Grasshopper, the Developer edition of Visual MainVin for J2EE, is available for download from the Mainsoft Developer Zone site. Grasshopper bundles the Apache Tomcat application server and PostgreSQL database, so you get a complete cross-platform Visual Studio development environment for any platform running Apache Tomcat.

Grasshopper presents the following key feature points :

  • Visual Studio integration: it completely suits into VisualStudio environment, so you continue enjoying the full range of the Visual Studio .NET capabilities. Even more, it extends them into Java components, so advanced features like IntelliSense, code navigation and error detection are available when accessing Java components. Additional feature is a cross-platform debugger, which provides you and ability to debug both of your C# and Java code within the same application. In addition, Grasshopper help system integrates into MSDN collection of books and provides support for search, index, content, and dynamic help. Futhermore, Grasshopper provides a new MSDN book that describes the Java runtime classes and interfaces.

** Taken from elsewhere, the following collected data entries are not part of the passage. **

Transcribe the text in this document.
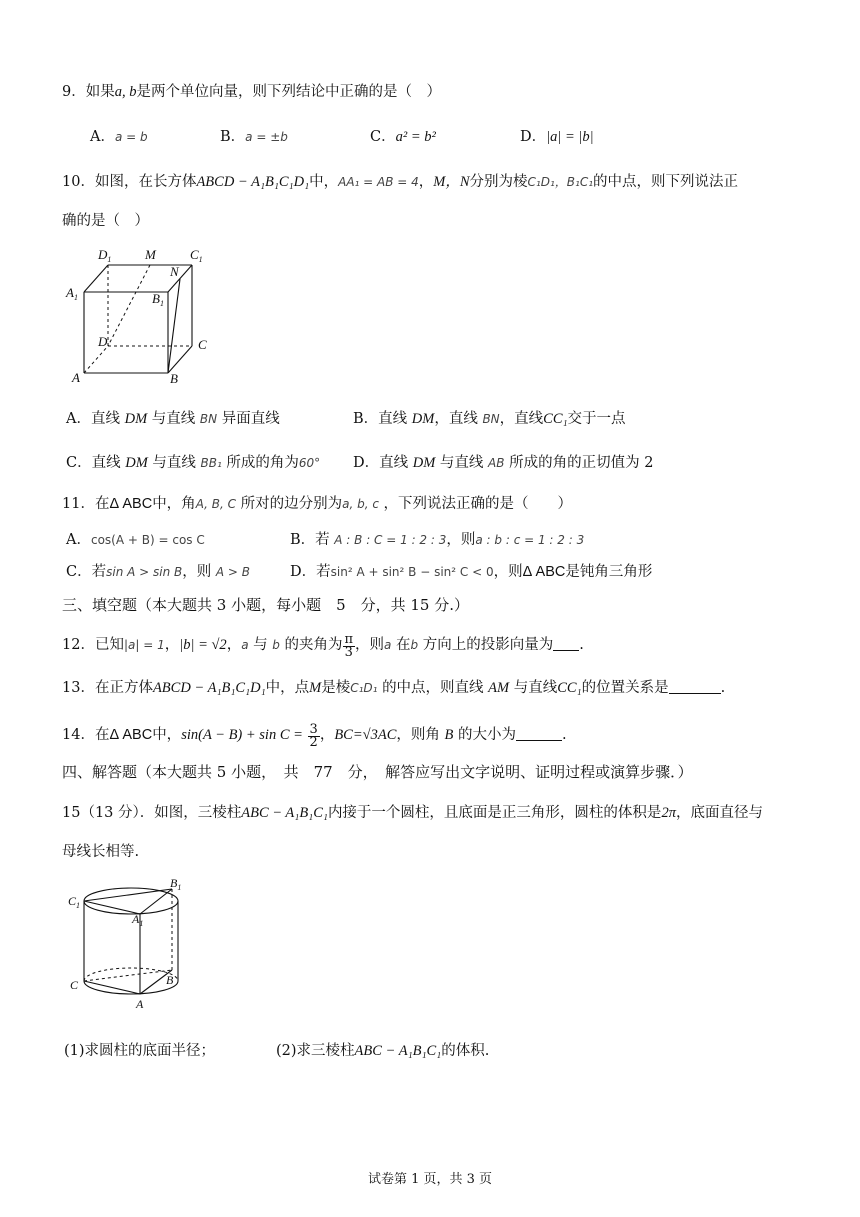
9．如果a, b是两个单位向量，则下列结论中正确的是（　）
A．a = b	B．a = ±b	C．a² = b²	D．|a| = |b|
10．如图，在长方体ABCD − A₁B₁C₁D₁中，AA₁ = AB = 4，M，N分别为棱C₁D₁，B₁C₁的中点，则下列说法正
确的是（　）
$D_1$	M	$C_1$
N
$A_1$	$B_1$
D	C
A	B
A．直线 DM 与直线 BN 异面直线	B．直线 DM，直线 BN，直线CC₁交于一点
C．直线 DM 与直线 BB₁ 所成的角为60° D．直线 DM 与直线 AB 所成的角的正切值为 2
11．在Δ ABC中，角A, B, C 所对的边分别为a, b, c ，下列说法正确的是（　　）
A．cos(A + B) = cos C	B．若 A : B : C = 1 : 2 : 3，则a : b : c = 1 : 2 : 3
C．若sin A > sin B，则 A > B	D．若sin² A + sin² B − sin² C < 0，则Δ ABC是钝角三角形
三、填空题（本大题共 3 小题，每小题　5　分，共 15 分.）
12．已知|a| = 1，|b| = √2，a 与 b 的夹角为 $\frac{\pi}{3}$ ，则a 在b 方向上的投影向量为 .
13．在正方体ABCD − A₁B₁C₁D₁中，点M是棱C₁D₁ 的中点，则直线 AM 与直线CC₁的位置关系是	.
14．在Δ ABC中，$\sin(A - B) + \sin C = \frac{3}{2}$ ，BC=√3AC，则角 B 的大小为	.
四、解答题（本大题共 5 小题，　共　77　分，　解答应写出文字说明、证明过程或演算步骤．）
15（13 分）．如图，三棱柱ABC − A₁B₁C₁内接于一个圆柱，且底面是正三角形，圆柱的体积是2π，底面直径与
母线长相等.
$C_1$
$B_1$
$A_1$
C	B
A
(1)求圆柱的底面半径；	(2)求三棱柱ABC − A₁B₁C₁的体积.
试卷第 1 页，共 3 页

  • Access to external Java components: you can access external Java components with no depend of the Java environment they were initially developed. You can add JARs as a references to your C# or VB.NET project, accessing them as any other software components available in your application.
  • Open source .NET framework: Grasshopper provides the .NET Framework class library , implementing ASP.NET, ADO.NET, XML, Web services and .NET server-side runtime services. This .NET Framework sources are shared with Mono, the open source .NET implementation for Linux. The sources are packaged as Visual Studio projects, so you can download the source code, modify it, compile, debug and test the code, all from Visual Studio.